The pandemic has also amplified the long-lasting issue of children experiencing and witnessing sexual and physical abuse. This month the NSPCC recorded a steep increase of 49 per cent in the number of calls and emails it received about children trapped in abusive homes.
I am concerned that the lockdown will have created a fertile ground for abuse, with the lack of contact with the external world and reduction in protective services increasing children’s vulnerability.
In more normal times, the network of contacts around a child might be able to spot the early signs of abuse and neglect; teachers, GPs, relatives or neighbours could see a change in the child’s behaviour, signs of physical injury or violence in the family home. During lockdowns, however, those children have been hidden from view.
By Statutory Instrument 2020 / 445, straitened social care services were given “easements”, relaxing their duties to children in care, to enable them to cope with the foreseen staffing shortages and increased demand associated with the pandemic.
This removal of vital safeguards for some our most vulnerable children such as statutory visits and reviews, scrutiny of children’s homes, fostering and adoption, was much criticised and most of the legal protections taken away have now been restored.
However, it is troubling in the extreme that the Government’s emergency response was to implement a measure that will have put many children at greater risk of harm when they were most isolated.
The Joint Parliamentary Committee on Human Rights has questioned whether SI445 was a proportionate response to the challenges posed to the children’s social care system by Covid-19. I totally agree with the conclusion of the Committee that emergency measures such as this “must only continue if they can be shown to be absolutely necessary and proportionate.” In my view they are unlikely to be.

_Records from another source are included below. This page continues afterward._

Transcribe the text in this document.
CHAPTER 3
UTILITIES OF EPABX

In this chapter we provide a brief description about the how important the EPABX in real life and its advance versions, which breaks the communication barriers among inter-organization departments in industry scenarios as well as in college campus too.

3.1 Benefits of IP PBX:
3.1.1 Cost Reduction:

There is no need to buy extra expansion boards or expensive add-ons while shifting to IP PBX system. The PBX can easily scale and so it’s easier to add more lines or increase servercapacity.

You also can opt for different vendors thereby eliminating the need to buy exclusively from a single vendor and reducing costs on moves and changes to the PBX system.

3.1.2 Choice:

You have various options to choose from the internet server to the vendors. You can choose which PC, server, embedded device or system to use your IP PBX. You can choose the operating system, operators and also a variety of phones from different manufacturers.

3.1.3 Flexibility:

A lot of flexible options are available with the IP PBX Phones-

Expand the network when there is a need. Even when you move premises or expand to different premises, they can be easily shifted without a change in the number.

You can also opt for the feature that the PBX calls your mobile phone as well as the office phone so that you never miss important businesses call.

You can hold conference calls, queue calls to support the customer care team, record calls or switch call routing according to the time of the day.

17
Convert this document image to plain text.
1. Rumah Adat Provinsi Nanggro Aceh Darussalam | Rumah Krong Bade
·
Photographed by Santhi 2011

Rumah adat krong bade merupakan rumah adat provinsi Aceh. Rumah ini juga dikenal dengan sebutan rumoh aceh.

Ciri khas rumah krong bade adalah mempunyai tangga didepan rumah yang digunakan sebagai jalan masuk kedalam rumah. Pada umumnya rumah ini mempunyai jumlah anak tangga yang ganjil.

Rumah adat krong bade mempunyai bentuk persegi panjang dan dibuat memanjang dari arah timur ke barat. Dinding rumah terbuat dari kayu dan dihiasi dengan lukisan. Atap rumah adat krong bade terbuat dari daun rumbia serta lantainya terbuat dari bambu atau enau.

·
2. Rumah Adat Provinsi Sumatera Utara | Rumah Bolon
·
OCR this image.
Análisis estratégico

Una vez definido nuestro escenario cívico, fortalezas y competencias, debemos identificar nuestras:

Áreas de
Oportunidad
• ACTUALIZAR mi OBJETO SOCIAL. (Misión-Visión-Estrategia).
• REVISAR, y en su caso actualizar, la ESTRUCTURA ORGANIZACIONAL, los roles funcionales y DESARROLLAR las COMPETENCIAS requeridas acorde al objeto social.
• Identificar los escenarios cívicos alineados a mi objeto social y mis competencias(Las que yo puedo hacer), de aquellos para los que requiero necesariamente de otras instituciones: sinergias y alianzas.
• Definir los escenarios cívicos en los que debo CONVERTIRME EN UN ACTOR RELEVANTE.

Similarly, the impact of the ‘rule of six’ on children seems not to be fully thought through. Although at school children spend time in large groups, they are now prevented from meeting outside school settings, even if they attend the same class. The Children’s Commissioner has argued that this is disproportionate and children’s right to play together after months of isolation should be preserved.
Larger families are also disproportionately affected; a family of two parents and four children is unable to meet a single person. This does not seem to be fair or rational, which is the reason why the Welsh and Scottish governments introduced exemptions for children under the ages of 11 and 12 respectively.
As the country struggles to cope with the ongoing Covid crisis, the legacy of which is likely to felt by our young people for many years to come, the Government must scrutinise further exceptional measures to ensure that they do not disproportionately impact on children, particularly the already vulnerable and disadvantaged.
As an abuse claims lawyer, I often see that the full consequences of abuse and neglect do not come to light until many years later. I also fear that we will be seeing the true legacy of the current crisis in years to come.
Once the virus is ‘sent packing’ the government should take a step back and rethink its overall policies on children so that the long-term problems of physical and sexual abuse, hunger and deprivation, which existed long before Covid, are dealt with before the next crisis hits.